Explanation: **Explanation:** **Cocket and Dodd’s operation** is a surgical procedure specifically designed for the treatment of **incompetent perforating veins** in the lower limb, which are a common cause of chronic venous insufficiency and venous ulcers. 1. **Why Option B is Correct:** The procedure involves the **subfascial ligation** of the medial ankle perforators (Cockett’s perforators). In this operation, a long longitudinal incision is made on the medial aspect of the lower leg, the deep fascia is opened, and the perforating veins are identified and ligated as they pass from the superficial system to the deep system.
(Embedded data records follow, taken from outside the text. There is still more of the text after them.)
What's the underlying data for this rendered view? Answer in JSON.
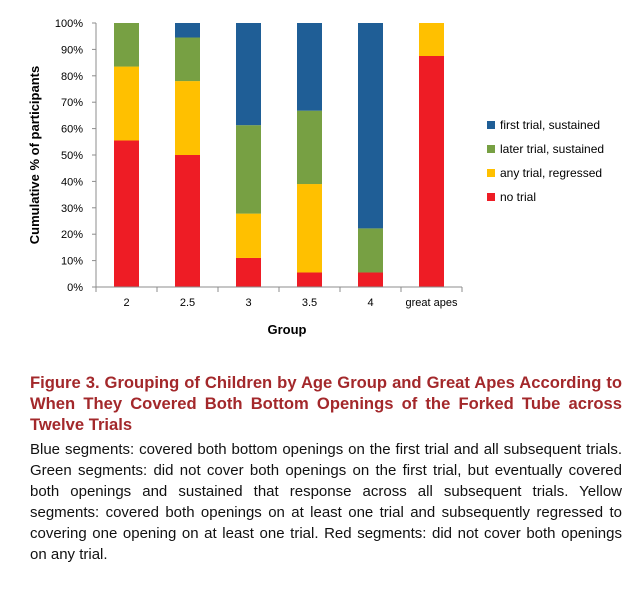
{
  "chart_data": {
    "type": "bar",
    "stacked": true,
    "xlabel": "Group",
    "ylabel": "Cumulative % of participants",
    "ylim": [
      0,
      100
    ],
    "yticks": [
      "0%",
      "10%",
      "20%",
      "30%",
      "40%",
      "50%",
      "60%",
      "70%",
      "80%",
      "90%",
      "100%"
    ],
    "categories": [
      "2",
      "2.5",
      "3",
      "3.5",
      "4",
      "great apes"
    ],
    "legend_position": "right",
    "grid": false,
    "series": [
      {
        "name": "no trial",
        "color": "#ee1c25",
        "values": [
          55.5,
          50,
          11,
          5.5,
          5.5,
          87.5
        ]
      },
      {
        "name": "any trial, regressed",
        "color": "#ffc000",
        "values": [
          28,
          28,
          16.8,
          33.5,
          0,
          12.5
        ]
      },
      {
        "name": "later trial, sustained",
        "color": "#77a043",
        "values": [
          16.5,
          16.5,
          33.5,
          27.8,
          16.7,
          0
        ]
      },
      {
        "name": "first trial, sustained",
        "color": "#1f5e96",
        "values": [
          0,
          5.5,
          38.7,
          33.2,
          77.8,
          0
        ]
      }
    ]
  },
  "caption": {
    "title": "Figure 3. Grouping of Children by Age Group and Great Apes According to When They Covered Both Bottom Openings of the Forked Tube across Twelve Trials",
    "body": "Blue segments: covered both bottom openings on the first trial and all subsequent trials. Green segments: did not cover both openings on the first trial, but eventually covered both openings and sustained that response across all subsequent trials. Yellow segments: covered both openings on at least one trial and subsequently regressed to covering one opening on at least one trial. Red segments: did not cover both openings on any trial."
  }
}
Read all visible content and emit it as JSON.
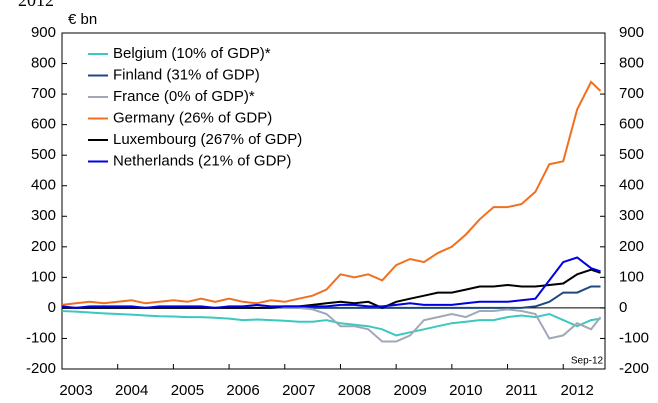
{
  "chart_data": {
    "type": "line",
    "title": "2012",
    "y_label": "€ bn",
    "annotation": "Sep-12",
    "x": [
      2003,
      2003.25,
      2003.5,
      2003.75,
      2004,
      2004.25,
      2004.5,
      2004.75,
      2005,
      2005.25,
      2005.5,
      2005.75,
      2006,
      2006.25,
      2006.5,
      2006.75,
      2007,
      2007.25,
      2007.5,
      2007.75,
      2008,
      2008.25,
      2008.5,
      2008.75,
      2009,
      2009.25,
      2009.5,
      2009.75,
      2010,
      2010.25,
      2010.5,
      2010.75,
      2011,
      2011.25,
      2011.5,
      2011.75,
      2012,
      2012.25,
      2012.5,
      2012.67
    ],
    "series": [
      {
        "name": "Belgium (10% of GDP)*",
        "color": "#3cc8c0",
        "values": [
          -10,
          -12,
          -15,
          -18,
          -20,
          -22,
          -25,
          -27,
          -28,
          -30,
          -30,
          -32,
          -35,
          -40,
          -38,
          -40,
          -42,
          -45,
          -45,
          -40,
          -50,
          -55,
          -60,
          -70,
          -90,
          -80,
          -70,
          -60,
          -50,
          -45,
          -40,
          -40,
          -30,
          -25,
          -30,
          -20,
          -40,
          -60,
          -40,
          -35
        ]
      },
      {
        "name": "Finland (31% of GDP)",
        "color": "#1f497d",
        "values": [
          0,
          0,
          0,
          0,
          0,
          0,
          0,
          0,
          0,
          0,
          0,
          0,
          0,
          0,
          0,
          0,
          0,
          0,
          0,
          0,
          0,
          0,
          0,
          0,
          0,
          0,
          0,
          0,
          0,
          0,
          0,
          0,
          0,
          0,
          5,
          20,
          50,
          50,
          70,
          70
        ]
      },
      {
        "name": "France (0% of GDP)*",
        "color": "#a0a8b8",
        "values": [
          0,
          0,
          0,
          0,
          0,
          0,
          0,
          0,
          0,
          0,
          0,
          0,
          0,
          0,
          0,
          0,
          0,
          0,
          -5,
          -20,
          -60,
          -60,
          -70,
          -110,
          -110,
          -90,
          -40,
          -30,
          -20,
          -30,
          -10,
          -10,
          -5,
          -10,
          -20,
          -100,
          -90,
          -50,
          -70,
          -30
        ]
      },
      {
        "name": "Germany (26% of GDP)",
        "color": "#f07020",
        "values": [
          10,
          15,
          20,
          15,
          20,
          25,
          15,
          20,
          25,
          20,
          30,
          20,
          30,
          20,
          15,
          25,
          20,
          30,
          40,
          60,
          110,
          100,
          110,
          90,
          140,
          160,
          150,
          180,
          200,
          240,
          290,
          330,
          330,
          340,
          380,
          470,
          480,
          650,
          740,
          710
        ]
      },
      {
        "name": "Luxembourg (267% of GDP)",
        "color": "#000000",
        "values": [
          0,
          0,
          0,
          0,
          0,
          0,
          0,
          0,
          0,
          0,
          0,
          0,
          0,
          0,
          0,
          0,
          5,
          5,
          10,
          15,
          20,
          15,
          20,
          0,
          20,
          30,
          40,
          50,
          50,
          60,
          70,
          70,
          75,
          70,
          70,
          75,
          80,
          110,
          125,
          115
        ]
      },
      {
        "name": "Netherlands (21% of GDP)",
        "color": "#0000e0",
        "values": [
          5,
          0,
          5,
          5,
          5,
          5,
          0,
          5,
          5,
          5,
          5,
          0,
          5,
          5,
          10,
          5,
          5,
          5,
          5,
          5,
          10,
          10,
          5,
          5,
          10,
          15,
          10,
          10,
          10,
          15,
          20,
          20,
          20,
          25,
          30,
          90,
          150,
          165,
          130,
          120
        ]
      }
    ],
    "xlim": [
      2003,
      2012.75
    ],
    "xticks": [
      2003,
      2004,
      2005,
      2006,
      2007,
      2008,
      2009,
      2010,
      2011,
      2012
    ],
    "ylim": [
      -200,
      900
    ],
    "yticks": [
      -200,
      -100,
      0,
      100,
      200,
      300,
      400,
      500,
      600,
      700,
      800,
      900
    ],
    "y2lim": [
      -200,
      900
    ],
    "y2ticks": [
      -200,
      -100,
      0,
      100,
      200,
      300,
      400,
      500,
      600,
      700,
      800,
      900
    ],
    "legend": "upper left"
  }
}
This prevents the high-pressure reflux of blood from deep veins to the skin, allowing venous ulcers to heal. 2. **Why Other Options are Incorrect:** * **Option A (Saphenofemoral flush ligation):** This is known as **Trendelenburg’s operation**, used to treat saphenofemoral junction incompetence, not perforator incompetence. * **Option C (Deep vein thrombosis):** DVT is primarily managed medically with anticoagulants (e.g., Heparin, Warfarin). Surgery is rarely the primary treatment unless phlegmasia cerulea dolens occurs. * **Option D (Diabetic foot):** This condition requires debridement, revascularization (if arterial), or offloading, but not venous subfascial ligation. **High-Yield Clinical Pearls for NEET-PG:** * **SEPS (Subfascial Endoscopic Perforator Surgery):** This is the modern, minimally invasive "Gold Standard" that has largely replaced the open Cocket and Dodd’s operation to reduce wound complications. * **Linton’s Operation:** Another historical subfascial ligation technique involving a more extensive incision. * **Cockett’s Perforators:** Located at 7 cm, 13.5 cm, and 18.5 cm above the medial malleolus.